I wasn’t overly excited or astonished when I got an email saying I had been accepted into Wellesley College. If anything, I was relieved. Wellesley had become my first choice after visiting multiple college campuses, and I had kind of expected to get in. At that point, I hadn’t quite grasped the prestige of the school.
My mom was ecstatic when she heard the news — like, eyes-shining-with-pride, so happy, so proud of me. My English teacher cried tears of joy. My principal was excited to add Wellesley College to the list of colleges students at my high school had been accepted to. As for me? I could finally breathe.
For a while, my greatest achievement in life was coming to this college, moving across the country, sometimes just barely surviving, but simultaneously thriving. Coming here and living this far from home has definitely been one of the most challenging things I have done in my life. It’s also one of the things that has made me proudest of myself. There were days I would question how I even got here, what great power granted me the privilege to be here, who even allowed me to study among some of the greatest minds in the world. That being said, I know I am capable, and I am worthy — and I think that’s something to be proud of.
Two years into my time at Wellesley, a single discussion in my sociology class shook the entire foundation of pride I stood upon.
In a group discussion, I found myself more outspoken than usual. At one point, my professor even leaned in to listen to what I was saying. That’s when I started to listen to myself too: I sounded eloquent and articulate, and I was talking about things I truly care about. I was speaking of the social inequality involved in current grading systems, throwing around terms and phrases like implicit and explicit bias, systematic oppression, disparities in the access to and allocation of resources and the inherent dangers of maintaining a meritocratic mindset. In that moment, I thought I sounded intelligent, educated and well-versed in sociological ideologies.
Soon after, I realized I sounded as if a liberal arts college took me in, chewed me up and spit me back out. It wasn’t as if I was saying anything special, anything different from what anyone else was saying. Everyone in that classroom was perfectly capable of articulating their points and getting them across. Suddenly, I wasn’t so proud of my elite education anymore. I just felt obnoxiously privileged.
I realized Wellesley is the perfect breeding ground for the meritocracy we were deriding in class. The whole “meritocratic mindset” is constantly perpetuated: we’re a bunch of elite students fearing failure, craving success. An internship at Goldman Sachs is just another gold star to add to our resumes. You get bonus points if you put forth policy recommendations while working at a congressperson’s office over the summer. If you take a class way out of your comfort zone, you might as well take it credit/non so it doesn’t negatively affect your GPA.
Wellesley is an environment in which students feel they must push themselves to put their absolute best foot forward — even to the detriment of our own physical and mental health. We become enraptured with this idea of prosperity stemming from talent and hardwork, of being successful and obtaining a high status, a high income. That’s all owed to the meritocratic culture maintained at Wellesley.

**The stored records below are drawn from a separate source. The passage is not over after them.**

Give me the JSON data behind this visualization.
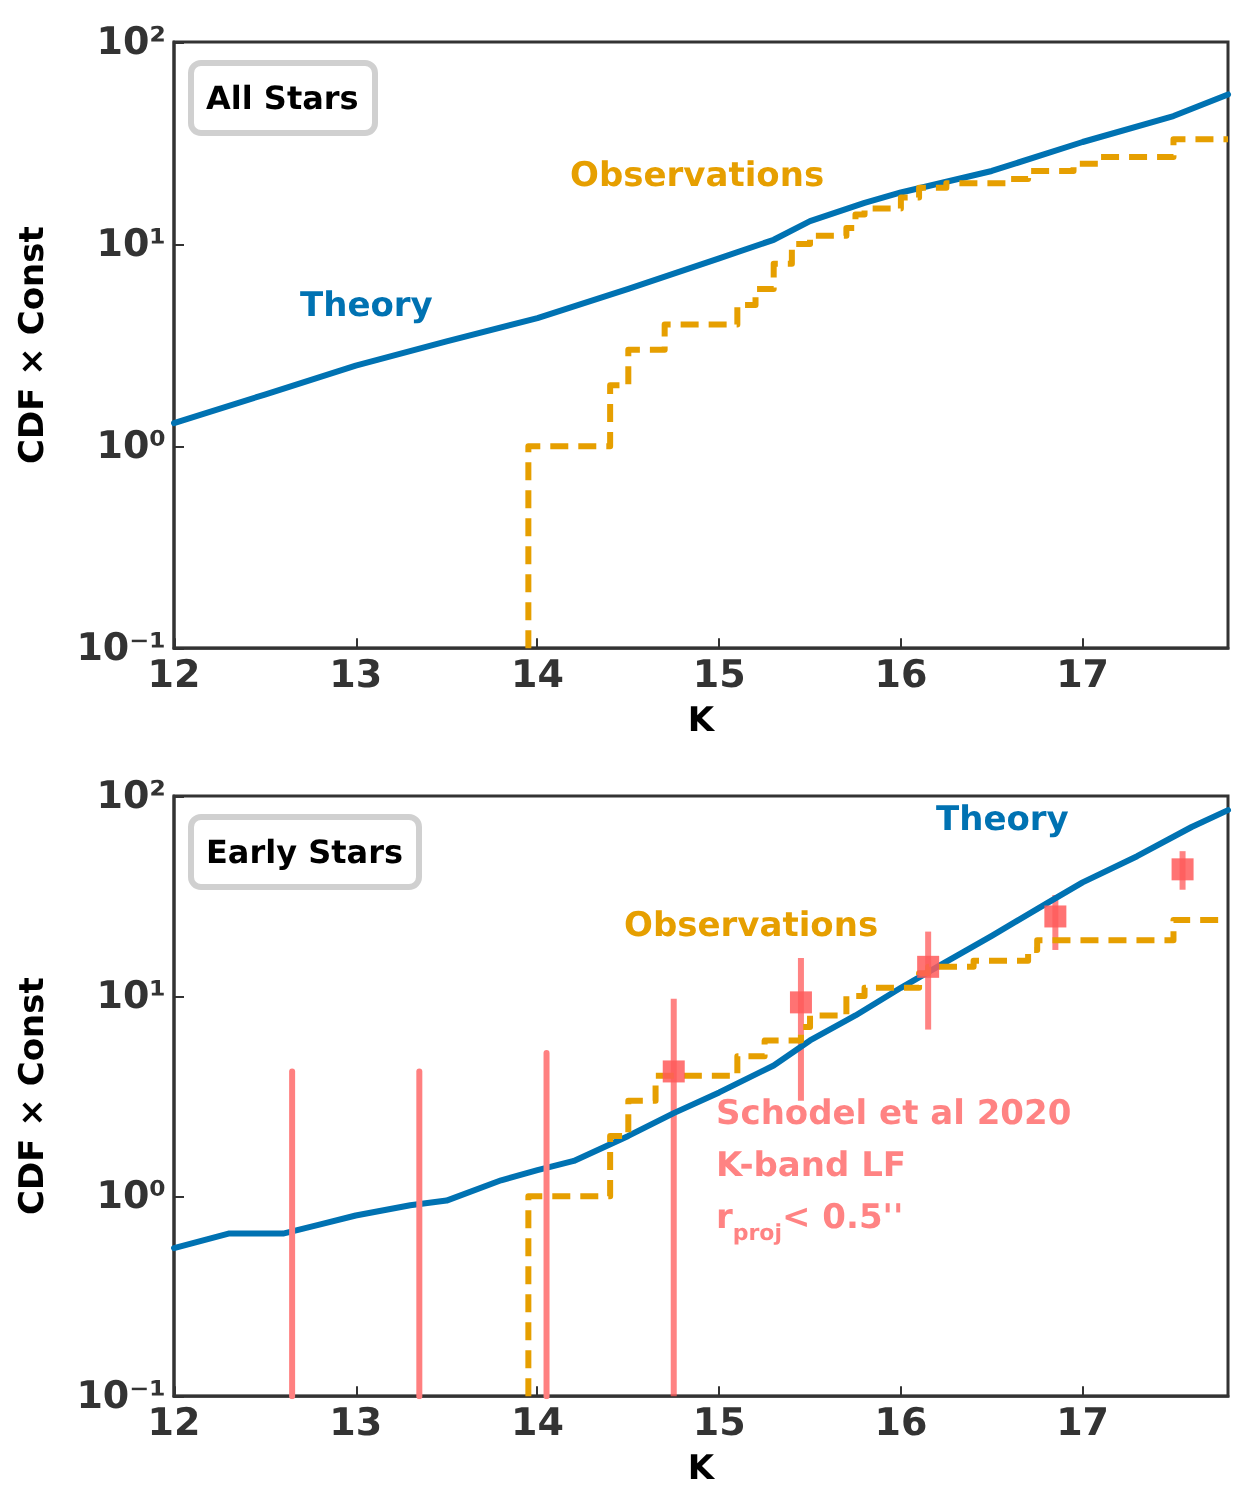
{
  "chart_data": [
    {
      "type": "line",
      "title": "All Stars",
      "xlabel": "K",
      "ylabel": "CDF × Const",
      "log": "y",
      "grid": false,
      "legend": false,
      "xlim": [
        12,
        17.8
      ],
      "xticks": [
        12,
        13,
        14,
        15,
        16,
        17
      ],
      "ylim": [
        0.1,
        100
      ],
      "yticks": [
        {
          "value": 0.1,
          "label": "10⁻¹"
        },
        {
          "value": 1,
          "label": "10⁰"
        },
        {
          "value": 10,
          "label": "10¹"
        },
        {
          "value": 100,
          "label": "10²"
        }
      ],
      "series": [
        {
          "name": "Theory",
          "type": "line",
          "color": "#0072b2",
          "line_style": "solid",
          "x": [
            12,
            12.5,
            13,
            13.5,
            14,
            14.5,
            15,
            15.3,
            15.5,
            15.8,
            16,
            16.5,
            17,
            17.5,
            17.8
          ],
          "values": [
            1.3,
            1.8,
            2.5,
            3.3,
            4.3,
            6,
            8.5,
            10.5,
            13,
            16,
            18,
            23,
            32,
            43,
            55
          ]
        },
        {
          "name": "Observations",
          "type": "step",
          "color": "#e69f00",
          "line_style": "dashed",
          "x": [
            13.95,
            13.95,
            14.4,
            14.5,
            14.7,
            15.1,
            15.2,
            15.3,
            15.4,
            15.5,
            15.7,
            15.75,
            15.8,
            16.0,
            16.1,
            16.25,
            16.6,
            16.7,
            16.95,
            17.1,
            17.5,
            17.8
          ],
          "values": [
            0.1,
            1,
            2,
            3,
            4,
            5,
            6,
            8,
            10,
            11,
            12,
            14,
            15,
            17,
            19,
            20,
            21,
            23,
            25,
            27,
            33,
            33
          ]
        }
      ]
    },
    {
      "type": "line",
      "title": "Early Stars",
      "xlabel": "K",
      "ylabel": "CDF × Const",
      "log": "y",
      "grid": false,
      "legend": false,
      "xlim": [
        12,
        17.8
      ],
      "xticks": [
        12,
        13,
        14,
        15,
        16,
        17
      ],
      "ylim": [
        0.1,
        100
      ],
      "yticks": [
        {
          "value": 0.1,
          "label": "10⁻¹"
        },
        {
          "value": 1,
          "label": "10⁰"
        },
        {
          "value": 10,
          "label": "10¹"
        },
        {
          "value": 100,
          "label": "10²"
        }
      ],
      "series": [
        {
          "name": "Theory",
          "type": "line",
          "color": "#0072b2",
          "line_style": "solid",
          "x": [
            12,
            12.3,
            12.6,
            12.8,
            13,
            13.3,
            13.5,
            13.8,
            14,
            14.2,
            14.5,
            14.75,
            15,
            15.3,
            15.5,
            15.75,
            16,
            16.2,
            16.5,
            16.8,
            17,
            17.3,
            17.6,
            17.8
          ],
          "values": [
            0.55,
            0.65,
            0.65,
            0.72,
            0.8,
            0.9,
            0.95,
            1.2,
            1.35,
            1.5,
            2,
            2.6,
            3.3,
            4.5,
            6,
            8,
            11,
            14,
            20,
            29,
            37,
            50,
            70,
            85
          ]
        },
        {
          "name": "Observations",
          "type": "step",
          "color": "#e69f00",
          "line_style": "dashed",
          "x": [
            13.95,
            13.95,
            14.4,
            14.5,
            14.65,
            15.1,
            15.25,
            15.45,
            15.5,
            15.7,
            15.8,
            16.1,
            16.15,
            16.4,
            16.7,
            16.75,
            17.5,
            17.8
          ],
          "values": [
            0.1,
            1,
            2,
            3,
            4,
            5,
            6,
            7,
            8,
            10,
            11,
            13,
            14,
            15,
            17,
            19,
            24,
            24
          ]
        },
        {
          "name": "Schodel et al 2020\nK-band LF\nr$_{proj}$< 0.5''",
          "type": "scatter",
          "color": "#ff5a5a",
          "marker": "square",
          "x": [
            14.75,
            15.45,
            16.15,
            16.85,
            17.55
          ],
          "values": [
            4.2,
            9.3,
            14,
            25,
            43
          ],
          "errors": [
            [
              0.1,
              9.7
            ],
            [
              3.0,
              15.5
            ],
            [
              6.8,
              21
            ],
            [
              17,
              32
            ],
            [
              34,
              53
            ]
          ]
        },
        {
          "type": "line",
          "color": "#ff8080",
          "line_style": "solid",
          "x": [
            12.65,
            12.65
          ],
          "values": [
            0.1,
            4.2
          ]
        },
        {
          "type": "line",
          "color": "#ff8080",
          "line_style": "solid",
          "x": [
            13.35,
            13.35
          ],
          "values": [
            0.1,
            4.2
          ]
        },
        {
          "type": "line",
          "color": "#ff8080",
          "line_style": "solid",
          "x": [
            14.05,
            14.05
          ],
          "values": [
            0.1,
            5.2
          ]
        }
      ]
    }
  ]
}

I had another realization after my sociology class discussion, too. All of our points in the discussion were different. They may have been similar in their makeup, but at their cores, the answers all sprung forth from different backgrounds, different life experiences. I realized that that was what made each of our points special — our own backgrounds, our own life experiences.

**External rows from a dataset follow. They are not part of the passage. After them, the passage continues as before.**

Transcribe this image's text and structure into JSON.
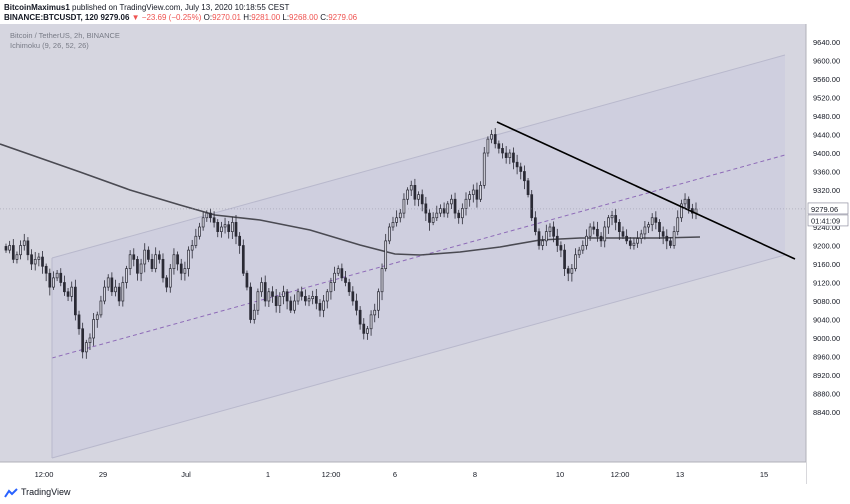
{
  "header": {
    "author": "BitcoinMaximus1",
    "published": "published on TradingView.com, July 13, 2020 10:18:55 CEST",
    "symbol_line": "BINANCE:BTCUSDT, 120",
    "last": "9279.06",
    "change": "▼ −23.69 (−0.25%)",
    "o_label": "O:",
    "o": "9270.01",
    "h_label": "H:",
    "h": "9281.00",
    "l_label": "L:",
    "l": "9268.00",
    "c_label": "C:",
    "c": "9279.06"
  },
  "legend": {
    "title": "Bitcoin / TetherUS, 2h, BINANCE",
    "indicator": "Ichimoku (9, 26, 52, 26)"
  },
  "price_tag": "9279.06",
  "countdown": "01:41:09",
  "watermark": "TradingView",
  "colors": {
    "background": "#d6d6e0",
    "channel_fill": "#cecede",
    "channel_line": "#b8b8cc",
    "midline": "#8e6bb8",
    "candle": "#2a2a35",
    "baseline": "#4a4a52",
    "trendline": "#000000",
    "price_tag": "#ffffff",
    "price_tag_text": "#131722",
    "header_down": "#ef5350"
  },
  "chart_data": {
    "type": "candlestick",
    "x_ticks": [
      "12:00",
      "29",
      "Jul",
      "1",
      "12:00",
      "6",
      "8",
      "10",
      "12:00",
      "13",
      "15"
    ],
    "y_ticks": [
      9640,
      9600,
      9560,
      9520,
      9480,
      9440,
      9400,
      9360,
      9320,
      9280,
      9240,
      9200,
      9160,
      9120,
      9080,
      9040,
      9000,
      8960,
      8920,
      8880,
      8840
    ],
    "ylim": [
      8822,
      9652
    ],
    "last_price": 9279.06,
    "closes": [
      9190,
      9200,
      9170,
      9180,
      9200,
      9210,
      9180,
      9160,
      9170,
      9175,
      9155,
      9140,
      9110,
      9130,
      9140,
      9120,
      9100,
      9090,
      9110,
      9050,
      9020,
      8970,
      8990,
      9000,
      9040,
      9050,
      9080,
      9110,
      9130,
      9100,
      9110,
      9080,
      9120,
      9150,
      9180,
      9170,
      9140,
      9160,
      9190,
      9170,
      9150,
      9180,
      9170,
      9130,
      9110,
      9150,
      9180,
      9160,
      9140,
      9150,
      9190,
      9200,
      9220,
      9240,
      9260,
      9270,
      9260,
      9250,
      9230,
      9240,
      9245,
      9230,
      9250,
      9220,
      9200,
      9140,
      9110,
      9040,
      9060,
      9100,
      9120,
      9080,
      9100,
      9090,
      9070,
      9090,
      9100,
      9080,
      9060,
      9080,
      9100,
      9090,
      9080,
      9085,
      9090,
      9075,
      9060,
      9080,
      9100,
      9120,
      9140,
      9150,
      9130,
      9120,
      9100,
      9080,
      9060,
      9030,
      9010,
      9020,
      9050,
      9060,
      9100,
      9150,
      9210,
      9240,
      9250,
      9260,
      9270,
      9300,
      9320,
      9330,
      9300,
      9310,
      9290,
      9270,
      9250,
      9260,
      9270,
      9280,
      9270,
      9290,
      9300,
      9270,
      9260,
      9280,
      9300,
      9310,
      9320,
      9300,
      9330,
      9400,
      9430,
      9440,
      9420,
      9410,
      9400,
      9390,
      9400,
      9380,
      9370,
      9360,
      9340,
      9310,
      9260,
      9230,
      9200,
      9210,
      9230,
      9240,
      9220,
      9200,
      9190,
      9150,
      9140,
      9150,
      9180,
      9190,
      9200,
      9220,
      9240,
      9235,
      9220,
      9210,
      9240,
      9260,
      9265,
      9250,
      9230,
      9220,
      9210,
      9200,
      9205,
      9215,
      9225,
      9240,
      9245,
      9260,
      9250,
      9230,
      9220,
      9210,
      9200,
      9230,
      9260,
      9290,
      9300,
      9280,
      9270,
      9279
    ]
  }
}
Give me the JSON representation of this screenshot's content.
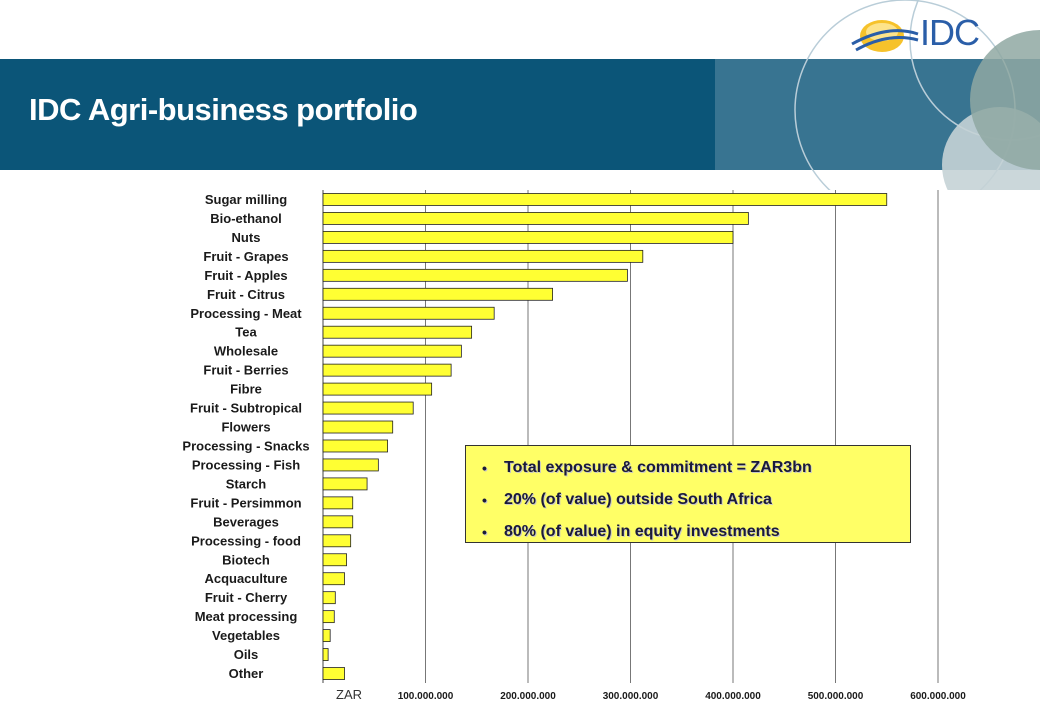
{
  "header": {
    "title": "IDC Agri-business portfolio",
    "logo_text": "IDC",
    "band_color": "#0b5578",
    "logo_color": "#2a5ea8"
  },
  "info_box": {
    "items": [
      "Total exposure & commitment = ZAR3bn",
      "20% (of value) outside South Africa",
      "80% (of value) in equity investments"
    ],
    "background": "#ffff66"
  },
  "chart_data": {
    "type": "bar",
    "orientation": "horizontal",
    "bar_color": "#ffff33",
    "categories": [
      "Sugar milling",
      "Bio-ethanol",
      "Nuts",
      "Fruit - Grapes",
      "Fruit - Apples",
      "Fruit - Citrus",
      "Processing - Meat",
      "Tea",
      "Wholesale",
      "Fruit - Berries",
      "Fibre",
      "Fruit - Subtropical",
      "Flowers",
      "Processing - Snacks",
      "Processing - Fish",
      "Starch",
      "Fruit - Persimmon",
      "Beverages",
      "Processing - food",
      "Biotech",
      "Acquaculture",
      "Fruit - Cherry",
      "Meat processing",
      "Vegetables",
      "Oils",
      "Other"
    ],
    "values": [
      550000000,
      415000000,
      400000000,
      312000000,
      297000000,
      224000000,
      167000000,
      145000000,
      135000000,
      125000000,
      106000000,
      88000000,
      68000000,
      63000000,
      54000000,
      43000000,
      29000000,
      29000000,
      27000000,
      23000000,
      21000000,
      12000000,
      11000000,
      7000000,
      5000000,
      21000000
    ],
    "xlabel": "ZAR",
    "xlim": [
      0,
      600000000
    ],
    "ticks": [
      100000000,
      200000000,
      300000000,
      400000000,
      500000000,
      600000000
    ],
    "tick_labels": [
      "100.000.000",
      "200.000.000",
      "300.000.000",
      "400.000.000",
      "500.000.000",
      "600.000.000"
    ],
    "grid": true
  }
}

As for me, I grew up in a good family. I went to a decent primary and middle school and an all-girls private Catholic college preparatory high school. I now attend Wellesley College: a prestigious college in a wealthy New England town with an entire cohort of extremely accomplished alumni. I am taught by Pulitzer Prize winners, knighted professors and Nobel prize candidates. Merit-wise, my life definitely isn’t too shabby.
While I now understand the prestige of Wellesley College, I also understand the prevalence of meritocracy that goes hand in hand with the prestige. Students’ self worth is not, and should never be, derived from all of the gold stars. Our worth is derived from just being us, and existing and living — that’s amazing enough.